1.                      Transport

 

The transport consists of advection in 3 dimensions, horizontal and vertical diffusion, and entrainment. The advection is driven by meteorological fields (u,v) which are input every 3 hours. The two horizontal wind component u and v are derived from observations according to the Optimal Interpolation method (Kerschbaumer and Reimer, 2003). The wind components are “terrain following”. Terrain following means practically that the ground level wind patterns follow the orography of Europe. The inclusion of the orography is “ensured” in the process of making the meteorological fields. In the LOTOS model the wind components, as well as other meteorological components are input into the model.  The vertical wind speed w is calculated by the model as a result of the divergence/convergence of the horizontal wind fields. The recently improved and highly-accurate, monotonic advection scheme developed by Walcek (2000) is used to solve the system.

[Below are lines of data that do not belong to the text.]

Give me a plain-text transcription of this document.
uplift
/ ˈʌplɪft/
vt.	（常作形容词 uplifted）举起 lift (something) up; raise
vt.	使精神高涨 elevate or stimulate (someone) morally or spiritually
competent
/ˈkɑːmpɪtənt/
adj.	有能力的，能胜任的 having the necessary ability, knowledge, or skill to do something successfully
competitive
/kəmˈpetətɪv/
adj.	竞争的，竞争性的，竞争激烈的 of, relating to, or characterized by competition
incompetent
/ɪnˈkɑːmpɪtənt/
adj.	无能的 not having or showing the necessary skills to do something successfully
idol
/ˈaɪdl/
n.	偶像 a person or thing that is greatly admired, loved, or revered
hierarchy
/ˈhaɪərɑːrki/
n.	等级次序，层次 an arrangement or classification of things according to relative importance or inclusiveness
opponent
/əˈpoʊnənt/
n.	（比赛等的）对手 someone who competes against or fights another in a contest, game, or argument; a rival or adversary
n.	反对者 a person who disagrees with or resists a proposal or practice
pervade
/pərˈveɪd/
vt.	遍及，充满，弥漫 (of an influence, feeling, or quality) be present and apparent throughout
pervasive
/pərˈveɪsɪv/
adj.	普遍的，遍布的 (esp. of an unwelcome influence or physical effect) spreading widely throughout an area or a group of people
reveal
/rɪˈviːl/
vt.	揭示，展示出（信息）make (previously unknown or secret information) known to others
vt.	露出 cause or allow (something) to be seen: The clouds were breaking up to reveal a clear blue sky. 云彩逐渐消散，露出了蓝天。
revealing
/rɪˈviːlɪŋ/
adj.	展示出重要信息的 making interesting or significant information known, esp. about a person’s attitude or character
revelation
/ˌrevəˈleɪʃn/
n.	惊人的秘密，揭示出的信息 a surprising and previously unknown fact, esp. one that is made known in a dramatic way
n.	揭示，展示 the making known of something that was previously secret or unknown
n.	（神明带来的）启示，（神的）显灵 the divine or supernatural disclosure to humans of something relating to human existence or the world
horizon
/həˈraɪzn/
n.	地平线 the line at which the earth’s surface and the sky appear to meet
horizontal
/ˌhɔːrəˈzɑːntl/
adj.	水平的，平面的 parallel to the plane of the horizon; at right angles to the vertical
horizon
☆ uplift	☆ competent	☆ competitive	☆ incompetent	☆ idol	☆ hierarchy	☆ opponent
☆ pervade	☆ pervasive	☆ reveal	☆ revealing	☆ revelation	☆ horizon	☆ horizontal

The number of steps within the advection scheme is controlled by the Courant number. The number of steps is chosen such that the Courant restriction is fulfilled everywhere.

 

Entrainment is caused by the growth of the mixing layer during the day. Each hour the vertical structure of the model is adjusted to the new mixing layer depth. After the new structure is set the pollutant concentrations are redistributed using linear interpolation.

 

Horizontal and vertical diffusion

The horizontal eddy diffusion coefficient Kh is defined as the product of an empirical constant η and a velocity deformation tensor Def .

 

Kh = η |Def|

 

 

The empirical constant η has a value of 9000 m2 (Liu and Durran, 1977). The Kh value is constraint between 10 m2s-1 and an upper limit of 105 m2s-1.

 

Vertical diffusion is described using the standard Kz-theory. The Kz values are calculated within the stability parameterisation and are described in the Chapter on meteorology. Vertical exchange is calculated employing the new integral scheme by Yamartino et al. (2005).